The witch’s stomach rumbled as they got to the front of the line.  The friend hopped on one foot.
She hopped faster when they got inside and spotted the show’s host at the front of the audience.  Both girls squealed and jumped up and down.  Only a few performers were ahead of them.  They watched the performer with the handstand trick.  The man in front of them rapped a few lines and was sent off stage.
At the steps to the stage, they handed in their information cards.
“You get twenty seconds each,” said the assistant at the table.  “We’ve got your numbers here, and we’ll call you if we need you to come back.”
The friend went first.  She stood at the microphone and belted out a ballad from a singer who had recently died.  She hit most of the high notes.

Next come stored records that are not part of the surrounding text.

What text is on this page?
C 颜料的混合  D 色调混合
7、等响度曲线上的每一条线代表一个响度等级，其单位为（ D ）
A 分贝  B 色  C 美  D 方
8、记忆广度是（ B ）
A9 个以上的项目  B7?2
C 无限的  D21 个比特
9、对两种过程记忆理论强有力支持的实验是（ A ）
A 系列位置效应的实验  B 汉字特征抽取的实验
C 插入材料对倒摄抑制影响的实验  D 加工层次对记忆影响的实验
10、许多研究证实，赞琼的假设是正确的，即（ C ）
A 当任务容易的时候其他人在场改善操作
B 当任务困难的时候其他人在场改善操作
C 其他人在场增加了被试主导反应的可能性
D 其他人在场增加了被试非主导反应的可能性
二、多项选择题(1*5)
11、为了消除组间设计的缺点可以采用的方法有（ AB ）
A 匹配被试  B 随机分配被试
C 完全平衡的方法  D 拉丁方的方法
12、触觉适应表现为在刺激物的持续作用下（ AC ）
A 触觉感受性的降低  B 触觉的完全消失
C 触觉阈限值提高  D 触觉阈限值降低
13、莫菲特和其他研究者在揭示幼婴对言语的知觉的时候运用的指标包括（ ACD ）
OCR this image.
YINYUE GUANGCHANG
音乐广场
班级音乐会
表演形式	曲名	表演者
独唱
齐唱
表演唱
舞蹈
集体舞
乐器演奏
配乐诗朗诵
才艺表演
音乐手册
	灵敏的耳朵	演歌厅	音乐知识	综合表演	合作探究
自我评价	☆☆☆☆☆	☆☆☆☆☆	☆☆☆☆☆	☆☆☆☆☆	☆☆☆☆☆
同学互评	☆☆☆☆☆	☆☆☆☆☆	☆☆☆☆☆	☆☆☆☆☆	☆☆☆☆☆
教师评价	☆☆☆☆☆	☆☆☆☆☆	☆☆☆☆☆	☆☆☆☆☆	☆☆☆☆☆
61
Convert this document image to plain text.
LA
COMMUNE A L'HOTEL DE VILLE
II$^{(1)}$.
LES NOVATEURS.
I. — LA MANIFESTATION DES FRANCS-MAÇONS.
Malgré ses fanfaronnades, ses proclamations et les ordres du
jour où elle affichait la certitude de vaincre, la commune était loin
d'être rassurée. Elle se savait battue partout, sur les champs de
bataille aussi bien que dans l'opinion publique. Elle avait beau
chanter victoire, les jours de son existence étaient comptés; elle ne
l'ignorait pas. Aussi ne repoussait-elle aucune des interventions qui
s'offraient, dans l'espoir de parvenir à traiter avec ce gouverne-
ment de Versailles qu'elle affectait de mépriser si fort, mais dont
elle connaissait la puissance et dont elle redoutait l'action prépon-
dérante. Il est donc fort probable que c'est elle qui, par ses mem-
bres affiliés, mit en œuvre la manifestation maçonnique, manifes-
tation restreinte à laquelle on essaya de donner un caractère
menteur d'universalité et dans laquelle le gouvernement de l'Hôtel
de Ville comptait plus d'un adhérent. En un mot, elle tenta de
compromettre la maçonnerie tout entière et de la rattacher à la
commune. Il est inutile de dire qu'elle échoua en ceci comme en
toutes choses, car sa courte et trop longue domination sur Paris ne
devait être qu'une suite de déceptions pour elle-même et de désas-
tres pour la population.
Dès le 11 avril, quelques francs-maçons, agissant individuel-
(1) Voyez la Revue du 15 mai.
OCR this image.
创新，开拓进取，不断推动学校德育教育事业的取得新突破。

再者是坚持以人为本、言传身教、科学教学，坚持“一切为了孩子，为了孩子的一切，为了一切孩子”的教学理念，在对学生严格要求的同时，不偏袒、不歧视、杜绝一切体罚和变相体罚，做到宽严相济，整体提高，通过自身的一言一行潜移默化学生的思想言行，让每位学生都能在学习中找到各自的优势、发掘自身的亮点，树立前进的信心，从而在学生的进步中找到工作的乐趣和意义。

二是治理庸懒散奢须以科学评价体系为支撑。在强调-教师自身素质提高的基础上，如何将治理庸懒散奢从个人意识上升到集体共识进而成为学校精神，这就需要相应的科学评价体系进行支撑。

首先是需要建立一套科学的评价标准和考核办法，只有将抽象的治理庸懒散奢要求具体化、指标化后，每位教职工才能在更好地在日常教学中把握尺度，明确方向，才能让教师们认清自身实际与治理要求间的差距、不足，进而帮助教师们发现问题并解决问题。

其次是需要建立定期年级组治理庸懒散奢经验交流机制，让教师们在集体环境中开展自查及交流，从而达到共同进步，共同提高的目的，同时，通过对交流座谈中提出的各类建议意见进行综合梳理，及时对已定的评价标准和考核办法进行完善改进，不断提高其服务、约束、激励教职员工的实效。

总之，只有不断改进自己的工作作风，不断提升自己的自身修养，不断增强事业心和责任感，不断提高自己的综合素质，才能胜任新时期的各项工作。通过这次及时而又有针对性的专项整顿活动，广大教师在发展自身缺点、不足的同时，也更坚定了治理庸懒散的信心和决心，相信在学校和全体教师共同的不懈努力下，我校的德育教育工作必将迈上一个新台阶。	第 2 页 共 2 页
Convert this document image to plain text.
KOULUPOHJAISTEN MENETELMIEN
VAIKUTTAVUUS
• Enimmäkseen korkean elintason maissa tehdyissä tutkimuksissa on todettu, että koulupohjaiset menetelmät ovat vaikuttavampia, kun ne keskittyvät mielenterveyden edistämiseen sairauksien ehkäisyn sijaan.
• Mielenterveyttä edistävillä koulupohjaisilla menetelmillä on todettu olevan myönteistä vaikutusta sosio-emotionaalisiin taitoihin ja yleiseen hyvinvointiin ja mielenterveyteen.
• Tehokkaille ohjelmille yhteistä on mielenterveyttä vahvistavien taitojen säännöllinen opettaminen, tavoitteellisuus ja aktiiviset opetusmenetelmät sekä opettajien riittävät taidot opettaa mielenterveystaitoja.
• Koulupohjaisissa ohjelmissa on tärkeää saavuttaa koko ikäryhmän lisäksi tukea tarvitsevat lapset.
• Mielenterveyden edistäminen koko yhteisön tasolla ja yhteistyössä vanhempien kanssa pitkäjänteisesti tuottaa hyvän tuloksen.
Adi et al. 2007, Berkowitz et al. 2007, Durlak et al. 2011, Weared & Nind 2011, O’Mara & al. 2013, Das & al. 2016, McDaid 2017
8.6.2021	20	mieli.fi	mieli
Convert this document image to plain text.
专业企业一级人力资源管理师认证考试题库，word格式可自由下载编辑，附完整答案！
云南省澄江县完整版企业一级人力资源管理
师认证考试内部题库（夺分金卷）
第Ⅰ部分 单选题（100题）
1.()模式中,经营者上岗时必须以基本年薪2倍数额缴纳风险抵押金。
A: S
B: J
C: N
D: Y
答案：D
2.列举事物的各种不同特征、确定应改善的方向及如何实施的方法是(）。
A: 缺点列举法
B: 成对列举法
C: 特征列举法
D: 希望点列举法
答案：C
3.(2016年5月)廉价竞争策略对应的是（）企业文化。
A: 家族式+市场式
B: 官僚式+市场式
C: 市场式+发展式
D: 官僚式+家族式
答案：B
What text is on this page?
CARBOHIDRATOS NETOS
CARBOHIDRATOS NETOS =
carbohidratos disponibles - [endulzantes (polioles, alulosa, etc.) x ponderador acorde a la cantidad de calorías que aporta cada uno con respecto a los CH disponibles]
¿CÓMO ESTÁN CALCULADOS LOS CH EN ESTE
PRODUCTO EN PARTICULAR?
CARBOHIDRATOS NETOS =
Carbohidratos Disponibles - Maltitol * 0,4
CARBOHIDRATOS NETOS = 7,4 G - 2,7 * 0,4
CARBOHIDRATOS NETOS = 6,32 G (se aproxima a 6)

Then it was the witch’s turn.  From the stage, she peered out into the dark audience.  She could see the producers sitting in the front row.  She said her name into the microphone and was just about to sing.
The door on the other side of the theater opened.  The late afternoon sunlight shined in from the street.  She saw a man walk in the door, and an assistant approached him.  She watched their quick conversation.  The man motioned to her on the stage, and the assistant let him stay.
The witch sang her song and was ushered off the stage.  She saw it was the lion standing at the stage door waiting for them. 

“You girls need a ride home?” he said.  He had missed work to drive his car up to get them. “We can stop on the way home for burgers and fries.”